We might have different experiences, but we can still listen and validate and empathize and care and bring Jesus' love.

When people are lamenting over current events on social media, read the comments from those hurting without jumping into writing your rebuttal. Feel their pain, if only for a moment. Maybe even tell them so, especially if it's someone you know personally. When you see a protest, resist the urge to be defensive and consider what it's really about. Hundreds, even thousands, of people don't show up for one cause if they aren't personally convicted.
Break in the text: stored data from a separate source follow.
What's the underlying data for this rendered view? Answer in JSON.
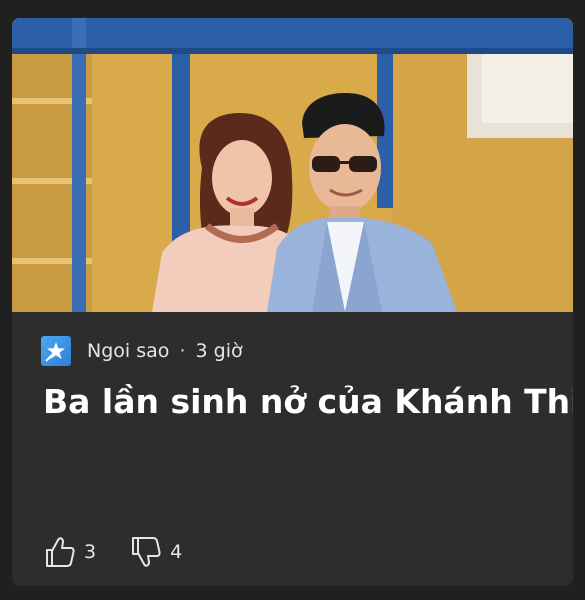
{
  "article": {
    "source": "Ngoi sao",
    "separator": "·",
    "age": "3 giờ",
    "title": "Ba lần sinh nở của Khánh Thi"
  },
  "reactions": {
    "likes": "3",
    "dislikes": "4"
  },
  "hero_image": {
    "subject": "couple-photo"
  },
  "colors": {
    "background": "#202020",
    "card": "#2d2d2d",
    "accent": "#3a9bee",
    "text": "#ffffff"
  }
}
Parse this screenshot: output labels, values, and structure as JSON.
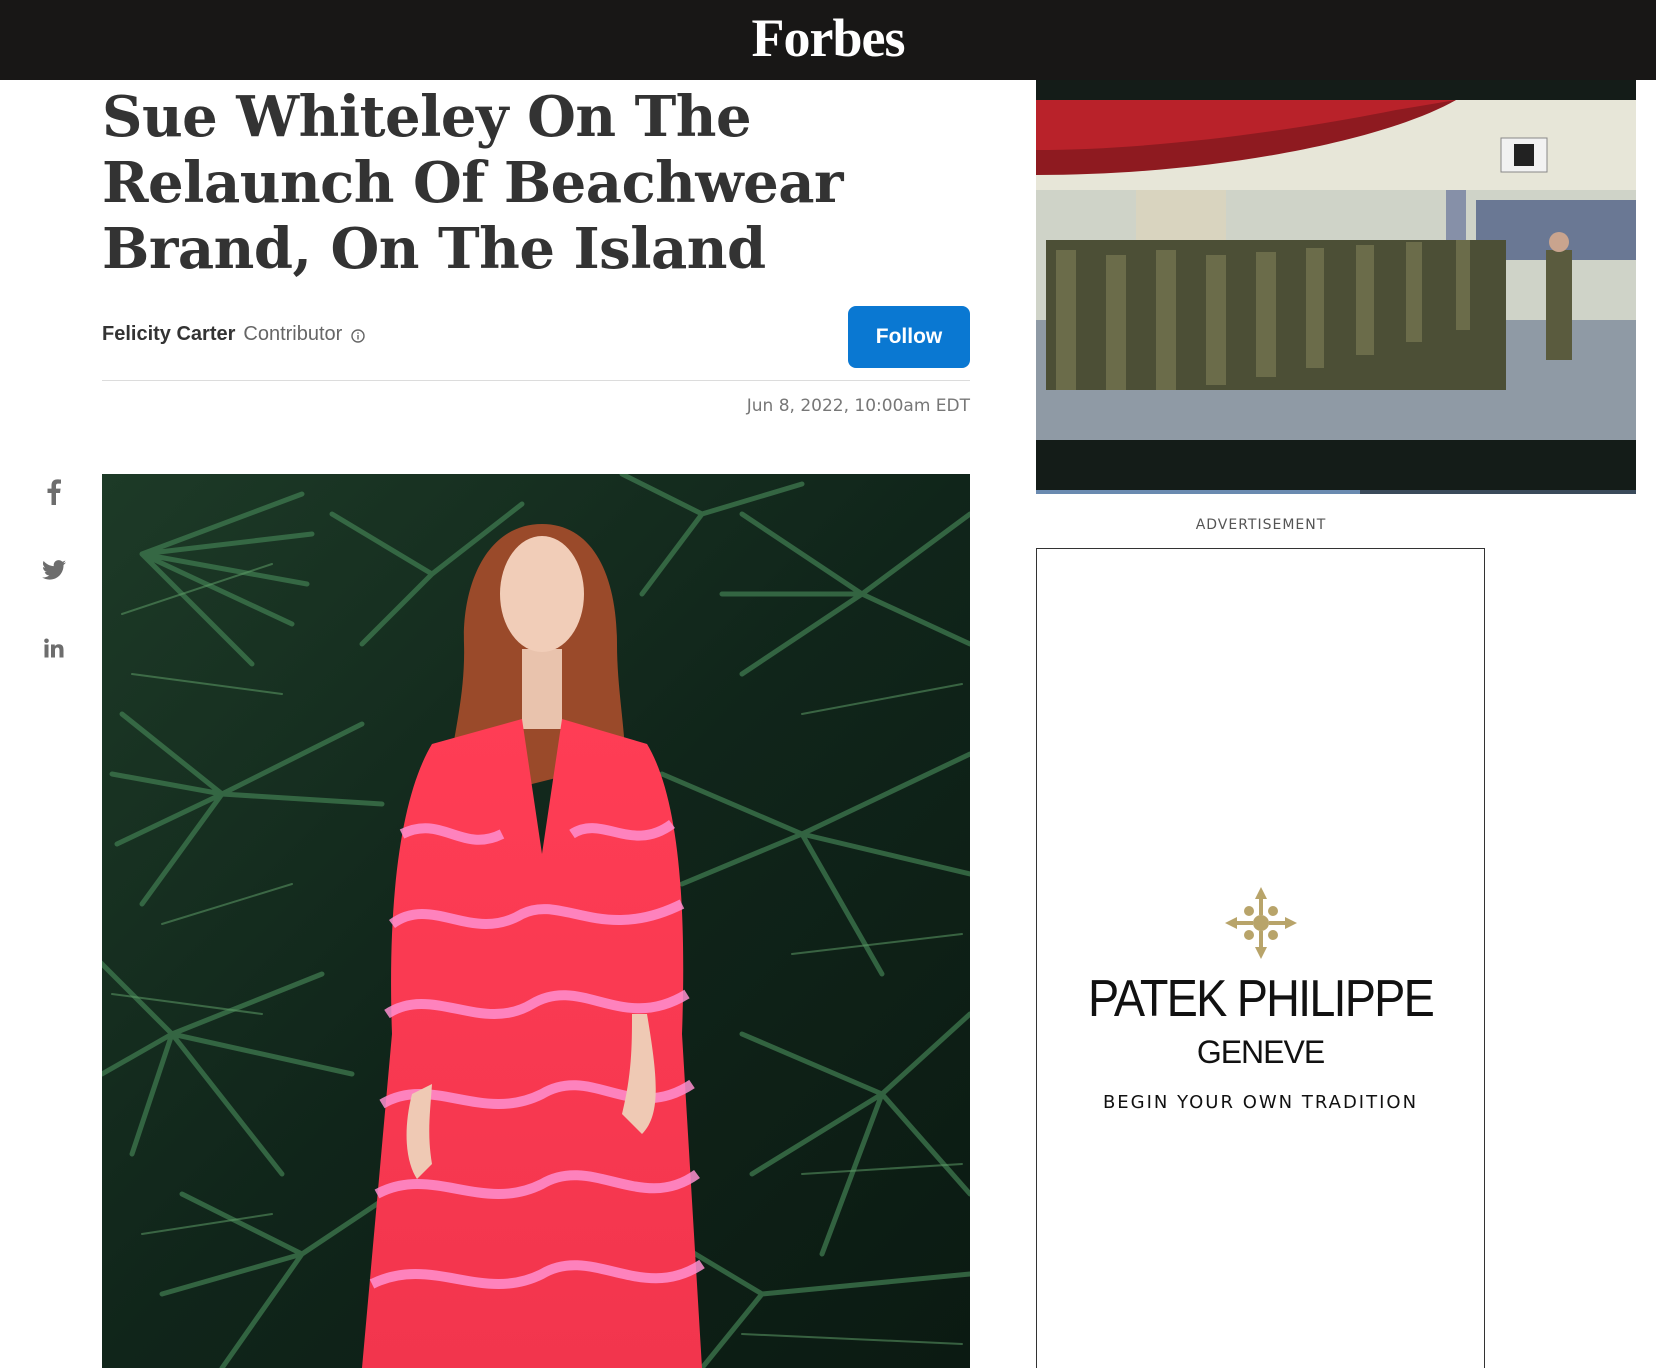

This is where finding trusted voices helps. It can be hard to relate to strangers giving differing opinions, but even an uncomfortable perspective is worth listening to from a friend.

4. Stand Up

In the previously mentioned panel at IF:Gathering, Latasha said, "We don't have to fully get it or understand to lift up the hands of women of color and stand with them." This is important and helpful to remember. We shouldn't discredit or brush off the plights of others just because it's not our experience or our perspective.
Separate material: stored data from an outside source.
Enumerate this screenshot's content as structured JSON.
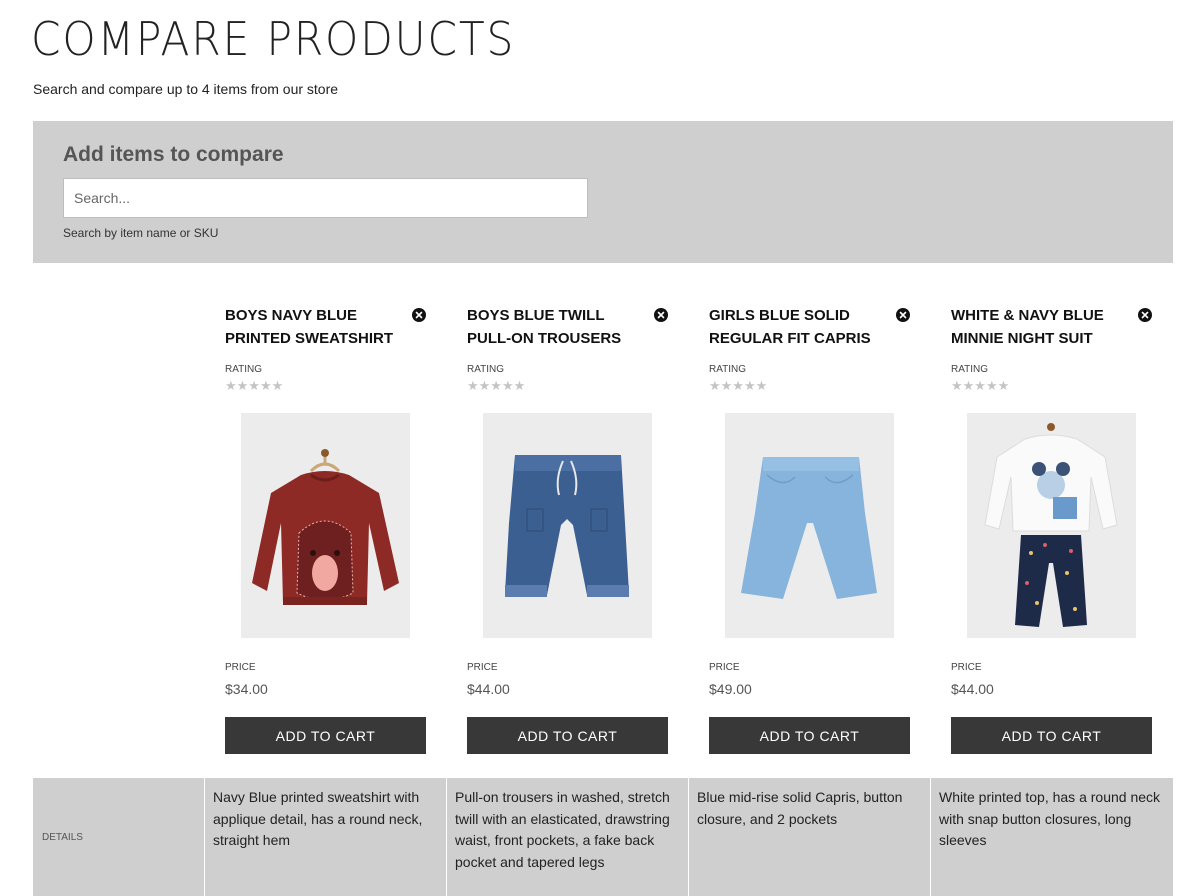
{
  "header": {
    "title": "COMPARE PRODUCTS",
    "subtitle": "Search and compare up to 4 items from our store"
  },
  "search": {
    "heading": "Add items to compare",
    "placeholder": "Search...",
    "hint": "Search by item name or SKU"
  },
  "labels": {
    "rating": "RATING",
    "price": "PRICE",
    "add_to_cart": "ADD TO CART",
    "details": "DETAILS"
  },
  "products": [
    {
      "name": "BOYS NAVY BLUE PRINTED SWEATSHIRT",
      "rating": 0,
      "price": "$34.00",
      "image_icon": "maroon-sweatshirt-image",
      "details": "Navy Blue printed sweatshirt with applique detail, has a round neck, straight hem"
    },
    {
      "name": "BOYS BLUE TWILL PULL-ON TROUSERS",
      "rating": 0,
      "price": "$44.00",
      "image_icon": "denim-trousers-image",
      "details": "Pull-on trousers in washed, stretch twill with an elasticated, drawstring waist, front pockets, a fake back pocket and tapered legs"
    },
    {
      "name": "GIRLS BLUE SOLID REGULAR FIT CAPRIS",
      "rating": 0,
      "price": "$49.00",
      "image_icon": "light-blue-capris-image",
      "details": "Blue mid-rise solid Capris, button closure, and 2 pockets"
    },
    {
      "name": "WHITE & NAVY BLUE MINNIE NIGHT SUIT",
      "rating": 0,
      "price": "$44.00",
      "image_icon": "minnie-night-suit-image",
      "details": "White printed top, has a round neck with snap button closures, long sleeves"
    }
  ],
  "colors": {
    "panel": "#cfcfcf",
    "button": "#383838",
    "star_empty": "#c4c4c4"
  }
}
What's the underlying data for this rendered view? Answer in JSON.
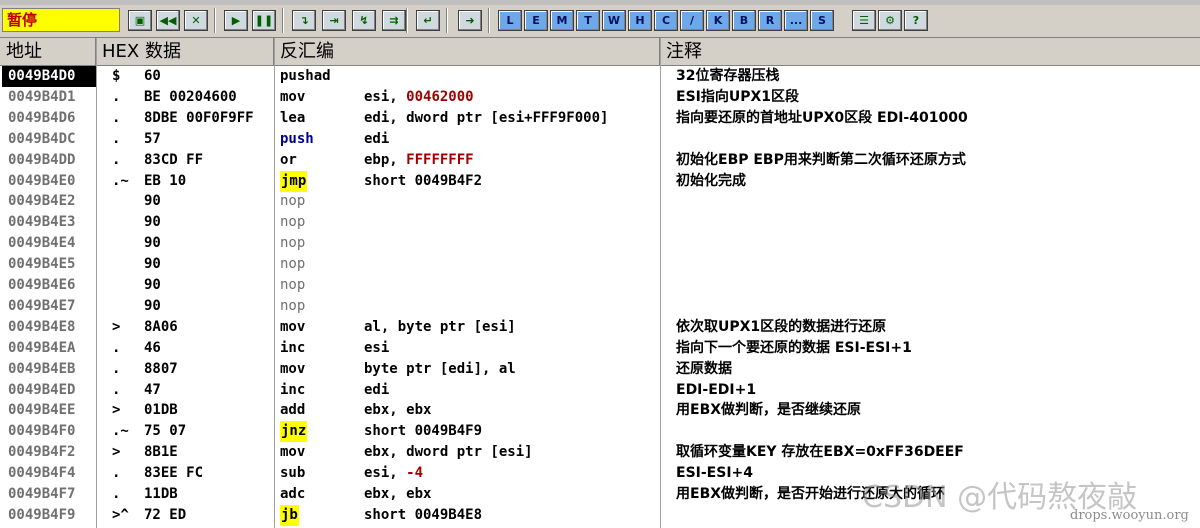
{
  "toolbar": {
    "status": "暂停",
    "icon_buttons": [
      "open",
      "rewind",
      "close",
      "play",
      "pause",
      "step-into",
      "step-over",
      "trace-into",
      "trace-over",
      "execute-till-return",
      "go-to"
    ],
    "letter_buttons": [
      "L",
      "E",
      "M",
      "T",
      "W",
      "H",
      "C",
      "/",
      "K",
      "B",
      "R",
      "...",
      "S"
    ],
    "tail_buttons": [
      "list",
      "options",
      "help"
    ]
  },
  "columns": {
    "address": "地址",
    "hex": "HEX 数据",
    "disasm": "反汇编",
    "comment": "注释"
  },
  "rows": [
    {
      "addr": "0049B4D0",
      "mark": "$",
      "hex": "60",
      "mnemonic": "pushad",
      "operand": "",
      "comment": "32位寄存器压栈",
      "selected": true
    },
    {
      "addr": "0049B4D1",
      "mark": ".",
      "hex": "BE 00204600",
      "mnemonic": "mov",
      "operand": "esi, ",
      "operand_num": "00462000",
      "comment": "ESI指向UPX1区段"
    },
    {
      "addr": "0049B4D6",
      "mark": ".",
      "hex": "8DBE 00F0F9FF",
      "mnemonic": "lea",
      "operand": "edi, dword ptr [esi+FFF9F000]",
      "comment": "指向要还原的首地址UPX0区段 EDI-401000"
    },
    {
      "addr": "0049B4DC",
      "mark": ".",
      "hex": "57",
      "mnemonic": "push",
      "mn_class": "call",
      "operand": "edi",
      "comment": ""
    },
    {
      "addr": "0049B4DD",
      "mark": ".",
      "hex": "83CD FF",
      "mnemonic": "or",
      "operand": "ebp, ",
      "operand_num": "FFFFFFFF",
      "comment": "初始化EBP EBP用来判断第二次循环还原方式"
    },
    {
      "addr": "0049B4E0",
      "mark": ".~",
      "hex": "EB 10",
      "mnemonic": "jmp",
      "mn_class": "jmp",
      "operand": "short 0049B4F2",
      "comment": "初始化完成"
    },
    {
      "addr": "0049B4E2",
      "mark": "",
      "hex": "90",
      "mnemonic": "nop",
      "mn_class": "nop",
      "operand": "",
      "comment": ""
    },
    {
      "addr": "0049B4E3",
      "mark": "",
      "hex": "90",
      "mnemonic": "nop",
      "mn_class": "nop",
      "operand": "",
      "comment": ""
    },
    {
      "addr": "0049B4E4",
      "mark": "",
      "hex": "90",
      "mnemonic": "nop",
      "mn_class": "nop",
      "operand": "",
      "comment": ""
    },
    {
      "addr": "0049B4E5",
      "mark": "",
      "hex": "90",
      "mnemonic": "nop",
      "mn_class": "nop",
      "operand": "",
      "comment": ""
    },
    {
      "addr": "0049B4E6",
      "mark": "",
      "hex": "90",
      "mnemonic": "nop",
      "mn_class": "nop",
      "operand": "",
      "comment": ""
    },
    {
      "addr": "0049B4E7",
      "mark": "",
      "hex": "90",
      "mnemonic": "nop",
      "mn_class": "nop",
      "operand": "",
      "comment": ""
    },
    {
      "addr": "0049B4E8",
      "mark": ">",
      "hex": "8A06",
      "mnemonic": "mov",
      "operand": "al, byte ptr [esi]",
      "comment": "依次取UPX1区段的数据进行还原"
    },
    {
      "addr": "0049B4EA",
      "mark": ".",
      "hex": "46",
      "mnemonic": "inc",
      "operand": "esi",
      "comment": "指向下一个要还原的数据 ESI-ESI+1"
    },
    {
      "addr": "0049B4EB",
      "mark": ".",
      "hex": "8807",
      "mnemonic": "mov",
      "operand": "byte ptr [edi], al",
      "comment": "还原数据"
    },
    {
      "addr": "0049B4ED",
      "mark": ".",
      "hex": "47",
      "mnemonic": "inc",
      "operand": "edi",
      "comment": "EDI-EDI+1"
    },
    {
      "addr": "0049B4EE",
      "mark": ">",
      "hex": "01DB",
      "mnemonic": "add",
      "operand": "ebx, ebx",
      "comment": "用EBX做判断，是否继续还原"
    },
    {
      "addr": "0049B4F0",
      "mark": ".~",
      "hex": "75 07",
      "mnemonic": "jnz",
      "mn_class": "jmp",
      "operand": "short 0049B4F9",
      "comment": ""
    },
    {
      "addr": "0049B4F2",
      "mark": ">",
      "hex": "8B1E",
      "mnemonic": "mov",
      "operand": "ebx, dword ptr [esi]",
      "comment": "取循环变量KEY 存放在EBX=0xFF36DEEF"
    },
    {
      "addr": "0049B4F4",
      "mark": ".",
      "hex": "83EE FC",
      "mnemonic": "sub",
      "operand": "esi, ",
      "operand_num": "-4",
      "comment": "ESI-ESI+4"
    },
    {
      "addr": "0049B4F7",
      "mark": ".",
      "hex": "11DB",
      "mnemonic": "adc",
      "operand": "ebx, ebx",
      "comment": "用EBX做判断，是否开始进行还原大的循环"
    },
    {
      "addr": "0049B4F9",
      "mark": ">^",
      "hex": "72 ED",
      "mnemonic": "jb",
      "mn_class": "jmp",
      "operand": "short 0049B4E8",
      "comment": ""
    }
  ],
  "watermark": "CSDN @代码熬夜敲",
  "watermark_site": "drops.wooyun.org"
}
In Deidra's blog post The What to Do Issue, she shares several really good things to do to move the race conversation forward, including speak up: "If you are speaking up about other issues, you can speak up about racism." Just because Americans don't own slaves, doesn't mean that a form of slavery doesn't still exist. And just because we all use the same drinking fountains and sit anywhere on buses, doesn't mean that racism has magically disappeared, so it's important to acknowledge it and stand up to it and apologize for it when we see it.

5. Pray

I don't see prayer as the least I can do, I see it as the most I can do, throughout each idea above. I pray for my brother, and people like him, with years behind him on the streets of Wichita as a police officer, and I pray for my black friends, many likely with ancestors who came to America as slaves. Both groups of people have struggles so very different than anything I have experienced or understand, and prayer is the only way I can find peace in the tension between.
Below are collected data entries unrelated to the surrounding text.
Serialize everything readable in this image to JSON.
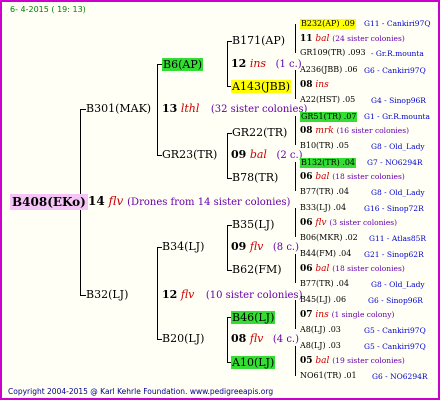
{
  "header": "6- 4-2015 ( 19: 13)",
  "footer": "Copyright 2004-2015 @ Karl Kehrle Foundation.   www.pedigreeapis.org",
  "root": {
    "name": "B408(EKo)",
    "year": "14",
    "mut": "flv",
    "note": "(Drones from 14 sister colonies)"
  },
  "level1": [
    {
      "name": "B301(MAK)",
      "year": "13",
      "mut": "lthl",
      "note": "(32 sister colonies)"
    },
    {
      "name": "B32(LJ)",
      "year": "12",
      "mut": "flv",
      "note": "(10 sister colonies)"
    }
  ],
  "level2": [
    {
      "name": "B6(AP)",
      "year": "12",
      "mut": "ins",
      "note": "(1 c.)"
    },
    {
      "name": "GR23(TR)",
      "year": "09",
      "mut": "bal",
      "note": "(2 c.)"
    },
    {
      "name": "B34(LJ)",
      "year": "09",
      "mut": "flv",
      "note": "(8 c.)"
    },
    {
      "name": "B20(LJ)",
      "year": "08",
      "mut": "flv",
      "note": "(4 c.)"
    }
  ],
  "level3": [
    "B171(AP)",
    "A143(JBB)",
    "GR22(TR)",
    "B78(TR)",
    "B35(LJ)",
    "B62(FM)",
    "B46(LJ)",
    "A10(LJ)"
  ],
  "level4": [
    {
      "top": "B232(AP) .09",
      "top_loc": "G11 - Cankiri97Q",
      "year": "11",
      "mut": "bal",
      "note": "(24 sister colonies)",
      "bot": "GR109(TR) .093",
      "bot_loc": "- Gr.R.mounta"
    },
    {
      "top": "A236(JBB) .06",
      "top_loc": "G6 - Cankiri97Q",
      "year": "08",
      "mut": "ins",
      "note": "",
      "bot": "A22(HST) .05",
      "bot_loc": "G4 - Sinop96R"
    },
    {
      "top": "GR51(TR) .07",
      "top_loc": "G1 - Gr.R.mounta",
      "year": "08",
      "mut": "mrk",
      "note": "(16 sister colonies)",
      "bot": "B10(TR) .05",
      "bot_loc": "G8 - Old_Lady"
    },
    {
      "top": "B132(TR) .04",
      "top_loc": "G7 - NO6294R",
      "year": "06",
      "mut": "bal",
      "note": "(18 sister colonies)",
      "bot": "B77(TR) .04",
      "bot_loc": "G8 - Old_Lady"
    },
    {
      "top": "B33(LJ) .04",
      "top_loc": "G16 - Sinop72R",
      "year": "06",
      "mut": "flv",
      "note": "(3 sister colonies)",
      "bot": "B06(MKR) .02",
      "bot_loc": "G11 - Atlas85R"
    },
    {
      "top": "B44(FM) .04",
      "top_loc": "G21 - Sinop62R",
      "year": "06",
      "mut": "bal",
      "note": "(18 sister colonies)",
      "bot": "B77(TR) .04",
      "bot_loc": "G8 - Old_Lady"
    },
    {
      "top": "B45(LJ) .06",
      "top_loc": "G6 - Sinop96R",
      "year": "07",
      "mut": "ins",
      "note": "(1 single colony)",
      "bot": "A8(LJ) .03",
      "bot_loc": "G5 - Cankiri97Q"
    },
    {
      "top": "A8(LJ) .03",
      "top_loc": "G5 - Cankiri97Q",
      "year": "05",
      "mut": "bal",
      "note": "(19 sister colonies)",
      "bot": "NO61(TR) .01",
      "bot_loc": "G6 - NO6294R"
    }
  ]
}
Among those prayers, I'm also praying for a change a little closer to home--in myself and how I raise my kids. Quoting Latasha one more time, starting the panel at IF:Gathering she prayed, "Step into our biases and prejudices that would keep us from hearing You."

Yes. That. Jesus called us to love--love God and love people. And the more we shut people out and shut them up, the less actual loving we are doing, and the more we're disconnecting ourselves from God. Sometimes we feel justified because that's what prejudice and bias does--it tells us we're right and that's all that matters. However, our rightness does not take away someone else's rightness, and joining those conflicting perspectives with love is really all that matters for me as a Christ-follower.

So, while we as America have improved from slavery days and have improved from King's day, we still have lots of room for improvement. It seems the issues that feel like they revolve around a segmented population, might actually start with ourselves--how we view others different than ourselves and how we talk about those differences with our people. I am praying for Jesus to step into my own biases and prejudices so that I can shut up and hear Him through new voices with differing perspectives, and stand with people against their injustices. When we celebrate how far we've come in America, I don't want to forget how far we still have to go.

Now, heading back into silence to continue seeing, hearing, praying, and changing within myself and my own family.